Ted Semienchuk was born in Montreal in 1940. Born into a family of artists, Ted Semienchuk practiced drawing, painting and sculpture in his spare time. He has worked for much of his life in the field of computer technology. Alongside his career in new technologies, he continues to have an interest in the arts, especially sculpture, expressing himself over the years through traditional sculptural forms.
However, it was the computer that captured his creative interest. Using computer-assisted drawings that depict wires, he came up with the idea of creating a two-dimensional sculpture in which the viewer would see a three-dimensional image.
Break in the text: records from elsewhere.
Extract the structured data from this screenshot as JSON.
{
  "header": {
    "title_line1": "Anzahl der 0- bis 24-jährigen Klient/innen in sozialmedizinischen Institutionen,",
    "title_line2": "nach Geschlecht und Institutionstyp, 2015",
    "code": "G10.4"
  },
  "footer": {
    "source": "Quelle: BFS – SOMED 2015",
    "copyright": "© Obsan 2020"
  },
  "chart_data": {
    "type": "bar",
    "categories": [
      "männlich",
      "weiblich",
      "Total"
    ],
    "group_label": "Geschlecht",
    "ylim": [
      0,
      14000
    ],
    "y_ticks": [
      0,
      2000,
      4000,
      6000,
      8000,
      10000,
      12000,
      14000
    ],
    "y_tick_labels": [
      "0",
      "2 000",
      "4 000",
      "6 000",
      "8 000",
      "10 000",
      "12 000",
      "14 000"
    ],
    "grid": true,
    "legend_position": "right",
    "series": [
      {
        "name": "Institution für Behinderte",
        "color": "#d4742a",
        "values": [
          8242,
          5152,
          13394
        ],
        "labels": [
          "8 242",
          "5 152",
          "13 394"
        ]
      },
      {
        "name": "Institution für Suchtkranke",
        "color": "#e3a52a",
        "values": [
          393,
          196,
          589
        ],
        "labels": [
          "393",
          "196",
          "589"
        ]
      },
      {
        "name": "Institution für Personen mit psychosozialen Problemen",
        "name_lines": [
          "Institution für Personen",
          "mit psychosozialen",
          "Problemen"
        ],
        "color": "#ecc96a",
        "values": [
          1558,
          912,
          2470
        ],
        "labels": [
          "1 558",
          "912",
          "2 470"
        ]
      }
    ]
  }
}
Each work emerges from an inner vision or image that the artist has of the human form: the movement of a ballet dancer, the arched figure skater... It attempts to express and capture the precise moment of a contortion or movement, in short, the expression of the body. From this contortion perspective, the wire as such imposes a certain movement, each sculpture evolving and changing direction. As soon as the material is pushed back in one direction, it will move the same material and the part in another direction. In addition, a duality emerges from this lattice. The metal mesh is solid - the viewer sees the first form - and they are transparent - at the same moment when the gaze crosses the work, the background is added to the lines and the foreground shape, highlighting the expression of the piece.
In his sculptures, Ted plays with light and shadows to sculpt the subject in three dimensions. The shadow, projected in the background, in turn presents the subject in two dimensions. Ted Semienchuk's works strike the viewer with the beauty of the human body and manage to move by their expressive power.
His works can be admired in several private collections across Canada and the United States.